The imagery conjures the beauty and romance of being outside as the sun sets, in radical amazement. Was he too praying for a wife, or rather… Mincha? The silence or lack of text at this juncture is exasperating.
The stunning examples of prayer continue to be weaved in the unusually lengthy and repetitive account describing the tension and success of Eliezer’s mission. One is ultimately left to imagine the scripts of the prayers instituted by the Matriarchs and Patriarchs. Perhaps it is these sounds of silence that (with apologies to Paul Simon) have;
People praying without speaking,
People writing prayers that voices never share…

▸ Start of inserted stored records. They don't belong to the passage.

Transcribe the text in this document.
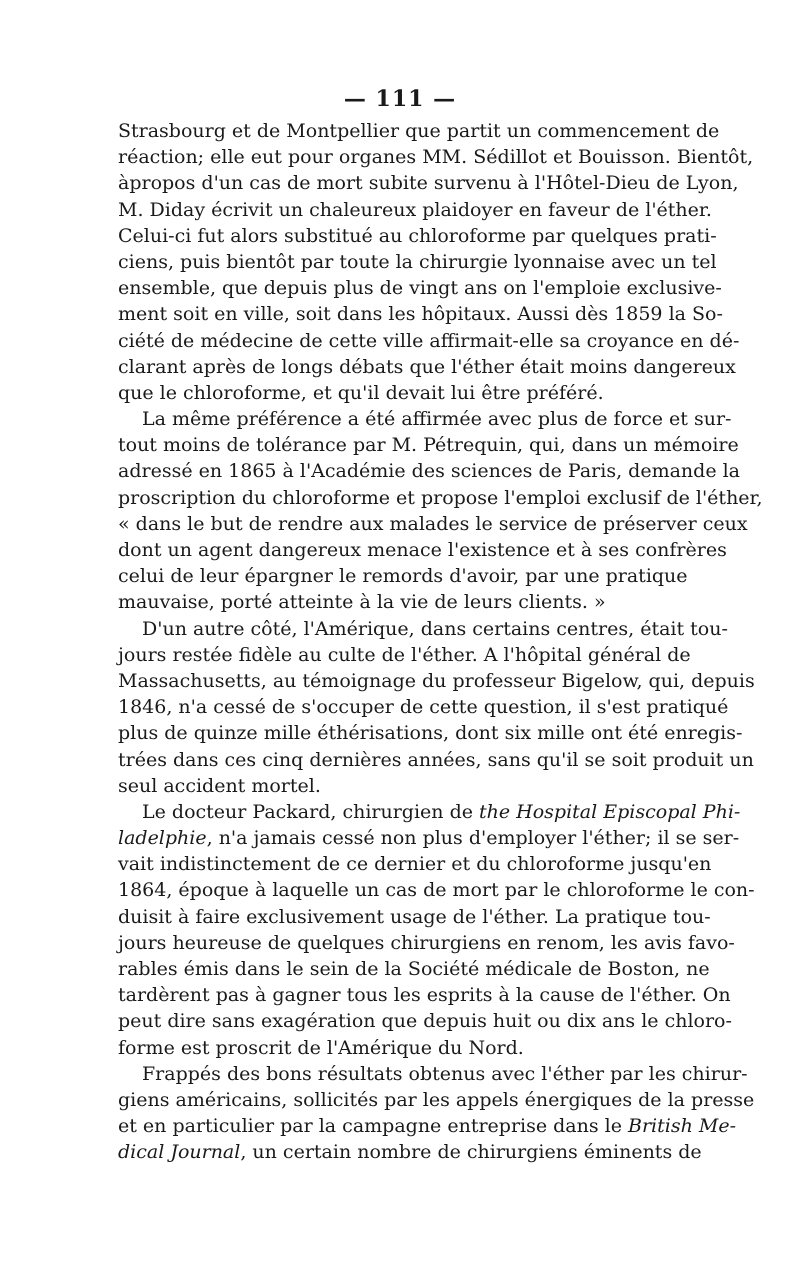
— 111 —
Strasbourg et de Montpellier que partit un commencement de
réaction; elle eut pour organes MM. Sédillot et Bouisson. Bientôt,
àpropos d'un cas de mort subite survenu à l'Hôtel-Dieu de Lyon,
M. Diday écrivit un chaleureux plaidoyer en faveur de l'éther.
Celui-ci fut alors substitué au chloroforme par quelques prati-
ciens, puis bientôt par toute la chirurgie lyonnaise avec un tel
ensemble, que depuis plus de vingt ans on l'emploie exclusive-
ment soit en ville, soit dans les hôpitaux. Aussi dès 1859 la So-
ciété de médecine de cette ville affirmait-elle sa croyance en dé-
clarant après de longs débats que l'éther était moins dangereux
que le chloroforme, et qu'il devait lui être préféré.
La même préférence a été affirmée avec plus de force et sur-
tout moins de tolérance par M. Pétrequin, qui, dans un mémoire
adressé en 1865 à l'Académie des sciences de Paris, demande la
proscription du chloroforme et propose l'emploi exclusif de l'éther,
« dans le but de rendre aux malades le service de préserver ceux
dont un agent dangereux menace l'existence et à ses confrères
celui de leur épargner le remords d'avoir, par une pratique
mauvaise, porté atteinte à la vie de leurs clients. »
D'un autre côté, l'Amérique, dans certains centres, était tou-
jours restée fidèle au culte de l'éther. A l'hôpital général de
Massachusetts, au témoignage du professeur Bigelow, qui, depuis
1846, n'a cessé de s'occuper de cette question, il s'est pratiqué
plus de quinze mille éthérisations, dont six mille ont été enregis-
trées dans ces cinq dernières années, sans qu'il se soit produit un
seul accident mortel.
Le docteur Packard, chirurgien de the Hospital Episcopal Phi-
ladelphie, n'a jamais cessé non plus d'employer l'éther; il se ser-
vait indistinctement de ce dernier et du chloroforme jusqu'en
1864, époque à laquelle un cas de mort par le chloroforme le con-
duisit à faire exclusivement usage de l'éther. La pratique tou-
jours heureuse de quelques chirurgiens en renom, les avis favo-
rables émis dans le sein de la Société médicale de Boston, ne
tardèrent pas à gagner tous les esprits à la cause de l'éther. On
peut dire sans exagération que depuis huit ou dix ans le chloro-
forme est proscrit de l'Amérique du Nord.
Frappés des bons résultats obtenus avec l'éther par les chirur-
giens américains, sollicités par les appels énergiques de la presse
et en particulier par la campagne entreprise dans le British Me-
dical Journal, un certain nombre de chirurgiens éminents de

The prayers in the Biblical texts are essentially individual, spontaneous and profoundly moving. Our forefathers and mothers provided the momentous concept but not the content of prayer, enabling it to become what it surely is, intimate, heartfelt and as unique as those reciting them.